Davanti al bancale di sacchi in ferramenta o al centro bricolage, si guarda il cartellino, si fa un conto al volo e riaffiora il dubbio se prendere tutto adesso o rimandare. Sul prezzo del pellet, le fonti disponibili non offrono dati solidi, listini affidabili o previsioni su eventuali rincari. Quindi, è utile provare a capire da cosa nascono gli aumenti e che fascia di prezzo possa essere credibile, sia in una situazione tranquilla sia in un contesto più tirato.
Perché il pellet può rincarare
Il pellet è un combustibile ottenuto da legno pressato e il suo prezzo non cambia mai del tutto per caso.

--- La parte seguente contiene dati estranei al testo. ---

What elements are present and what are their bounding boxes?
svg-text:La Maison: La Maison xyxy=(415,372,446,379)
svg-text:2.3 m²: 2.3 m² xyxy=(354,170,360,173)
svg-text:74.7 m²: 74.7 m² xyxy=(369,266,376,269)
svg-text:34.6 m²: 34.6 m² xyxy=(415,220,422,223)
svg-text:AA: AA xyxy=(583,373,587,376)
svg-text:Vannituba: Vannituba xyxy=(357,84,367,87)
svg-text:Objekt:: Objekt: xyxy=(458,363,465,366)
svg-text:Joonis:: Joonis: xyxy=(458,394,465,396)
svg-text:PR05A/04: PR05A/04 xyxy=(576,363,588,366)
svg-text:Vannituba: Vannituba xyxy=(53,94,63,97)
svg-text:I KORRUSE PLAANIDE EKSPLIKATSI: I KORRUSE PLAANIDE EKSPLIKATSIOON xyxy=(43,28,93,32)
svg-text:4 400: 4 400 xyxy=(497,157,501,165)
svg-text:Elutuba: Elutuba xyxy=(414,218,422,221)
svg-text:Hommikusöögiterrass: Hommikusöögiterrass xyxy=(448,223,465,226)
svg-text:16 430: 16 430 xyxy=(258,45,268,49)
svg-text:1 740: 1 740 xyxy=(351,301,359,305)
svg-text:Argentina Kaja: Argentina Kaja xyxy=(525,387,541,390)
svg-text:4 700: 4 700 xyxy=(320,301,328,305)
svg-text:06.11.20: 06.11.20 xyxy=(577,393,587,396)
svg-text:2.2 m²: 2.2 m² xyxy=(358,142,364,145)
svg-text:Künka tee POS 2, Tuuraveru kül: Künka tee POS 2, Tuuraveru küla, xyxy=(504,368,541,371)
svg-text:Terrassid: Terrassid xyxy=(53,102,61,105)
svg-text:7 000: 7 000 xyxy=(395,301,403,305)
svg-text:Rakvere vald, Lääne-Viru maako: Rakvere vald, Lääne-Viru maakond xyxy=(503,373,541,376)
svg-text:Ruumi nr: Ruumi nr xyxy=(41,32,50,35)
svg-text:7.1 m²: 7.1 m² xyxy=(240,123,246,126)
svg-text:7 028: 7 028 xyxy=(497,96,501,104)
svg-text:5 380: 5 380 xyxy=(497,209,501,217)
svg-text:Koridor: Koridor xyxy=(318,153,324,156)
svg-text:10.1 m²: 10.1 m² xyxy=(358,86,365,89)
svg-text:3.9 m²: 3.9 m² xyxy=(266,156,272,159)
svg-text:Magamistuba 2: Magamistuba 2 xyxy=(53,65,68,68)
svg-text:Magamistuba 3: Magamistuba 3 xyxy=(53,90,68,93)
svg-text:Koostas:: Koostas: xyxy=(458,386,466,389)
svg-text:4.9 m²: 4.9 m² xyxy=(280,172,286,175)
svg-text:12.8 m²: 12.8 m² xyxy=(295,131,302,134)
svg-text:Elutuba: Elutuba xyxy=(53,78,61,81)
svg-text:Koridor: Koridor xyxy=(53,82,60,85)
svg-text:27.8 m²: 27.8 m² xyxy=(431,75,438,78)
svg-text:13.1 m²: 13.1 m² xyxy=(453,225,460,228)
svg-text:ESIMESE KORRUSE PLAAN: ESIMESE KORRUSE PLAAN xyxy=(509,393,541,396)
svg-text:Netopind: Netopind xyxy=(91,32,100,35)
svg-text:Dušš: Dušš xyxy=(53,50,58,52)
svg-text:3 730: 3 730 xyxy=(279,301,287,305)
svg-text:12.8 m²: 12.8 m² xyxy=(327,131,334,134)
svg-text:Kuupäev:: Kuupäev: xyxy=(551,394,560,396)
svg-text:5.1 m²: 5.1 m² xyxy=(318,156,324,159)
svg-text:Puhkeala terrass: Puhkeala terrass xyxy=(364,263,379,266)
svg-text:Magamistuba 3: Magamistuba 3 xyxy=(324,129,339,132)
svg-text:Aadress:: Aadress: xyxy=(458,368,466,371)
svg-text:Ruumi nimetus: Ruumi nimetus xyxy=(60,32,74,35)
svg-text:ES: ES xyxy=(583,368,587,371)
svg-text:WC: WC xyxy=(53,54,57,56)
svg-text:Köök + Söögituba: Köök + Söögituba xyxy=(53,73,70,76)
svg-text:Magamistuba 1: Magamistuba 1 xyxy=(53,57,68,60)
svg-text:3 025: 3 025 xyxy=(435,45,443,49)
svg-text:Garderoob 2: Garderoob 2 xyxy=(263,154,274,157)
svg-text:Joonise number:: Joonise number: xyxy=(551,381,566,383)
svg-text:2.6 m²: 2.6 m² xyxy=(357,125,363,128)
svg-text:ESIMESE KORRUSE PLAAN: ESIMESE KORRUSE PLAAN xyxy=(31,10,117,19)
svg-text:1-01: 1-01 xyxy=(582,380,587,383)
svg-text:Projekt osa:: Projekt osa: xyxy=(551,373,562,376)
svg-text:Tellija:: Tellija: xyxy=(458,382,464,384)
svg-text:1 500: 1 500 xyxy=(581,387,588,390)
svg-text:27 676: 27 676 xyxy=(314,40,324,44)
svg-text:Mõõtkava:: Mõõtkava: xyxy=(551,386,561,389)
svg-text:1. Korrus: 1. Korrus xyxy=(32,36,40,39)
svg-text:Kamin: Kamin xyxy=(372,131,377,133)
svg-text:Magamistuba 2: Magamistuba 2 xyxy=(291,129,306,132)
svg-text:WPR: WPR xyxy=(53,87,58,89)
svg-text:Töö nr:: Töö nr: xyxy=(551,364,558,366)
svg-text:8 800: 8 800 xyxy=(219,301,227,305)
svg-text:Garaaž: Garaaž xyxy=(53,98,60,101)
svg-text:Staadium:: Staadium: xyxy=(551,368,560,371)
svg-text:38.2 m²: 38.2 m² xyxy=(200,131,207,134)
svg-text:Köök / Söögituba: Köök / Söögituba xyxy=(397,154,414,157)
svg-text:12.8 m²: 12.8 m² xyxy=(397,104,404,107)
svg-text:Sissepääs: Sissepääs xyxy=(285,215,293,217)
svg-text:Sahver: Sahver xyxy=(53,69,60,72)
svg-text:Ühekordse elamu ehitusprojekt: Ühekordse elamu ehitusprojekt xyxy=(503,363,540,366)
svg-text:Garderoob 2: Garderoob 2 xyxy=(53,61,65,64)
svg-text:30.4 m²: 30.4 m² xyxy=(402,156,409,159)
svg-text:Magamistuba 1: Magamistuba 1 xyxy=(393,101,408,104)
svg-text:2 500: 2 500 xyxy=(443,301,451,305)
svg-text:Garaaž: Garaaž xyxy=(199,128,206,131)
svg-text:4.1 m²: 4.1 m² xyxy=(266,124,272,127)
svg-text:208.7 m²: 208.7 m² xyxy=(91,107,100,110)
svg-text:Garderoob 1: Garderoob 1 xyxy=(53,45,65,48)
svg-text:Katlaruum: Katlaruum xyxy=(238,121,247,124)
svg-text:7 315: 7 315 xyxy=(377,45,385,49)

Di solito entrano in gioco alcuni fattori ben precisi:
- stagionalità
- costi di produzione, in particolare energia e materia prima
- trasporto e logistica
- certificazioni di qualità, come ENplus A1
- zona geografica
Comprare a luglio o ad agosto di solito porta a condizioni migliori rispetto a novembre.
A quanto potrebbe arrivare
Ci si può comunque muovere per scenari plausibili.
Quando non si verificano imprevisti energetici o intoppi nelle forniture, il prezzo del pellet al dettaglio tende ad aumentare in modo limitato. Se aumentano le spese di trasporto e la domanda cresce, il prezzo del sacco aumenta, e il costo del bancale registra aumenti maggiori.
Per capirci in concreto:
- se il prezzo rimane più o meno in linea con quello che si vede di solito nella propria zona, si può parlare di una oscillazione normale
- se il rincaro stacca nettamente il confronto con l’anno prima, vale la pena dare un’occhiata a origine, qualità e peso reale
- davanti a picchi improvvisi, meglio non comprare d’istinto e prendersi il tempo per confrontare più rivenditori
Oggi dire che il pellet “arriverà sicuramente” a una certa soglia non sarebbe molto serio. Ha più senso dire che potrebbe aumentare, a seconda della stagione, della qualità e del quadro energetico nel suo insieme.
Come rendersi conto se il prezzo è davvero alto
È meglio dare un’occhiata ad almeno questi aspetti:
1. Peso effettivo
Di solito i sacchi sono da 15 kg.
2. Certificazione
Un pellet certificato, di solito, garantisce poca umidità e meno residui.
3. Prezzo al quintale o al bancale
È il sistema più diretto per farsi un’idea del costo vero.
4. Periodo d’acquisto
Comprare un po’ prima del solito, senza aspettare l’ultimo momento.
Il dettaglio che, alla fine, fa davvero risparmiare
Quando si parla di pellet, spesso ci si concentra solo sul prezzo più basso e basta. Un combustibile scadente tende a fare più cenere e sporca di più l’impianto.
Tenere d’occhio i listini della propria zona, guardare quanto costa il sacco da 15 kg e farsi un’idea della qualità prima che arrivi il freddo.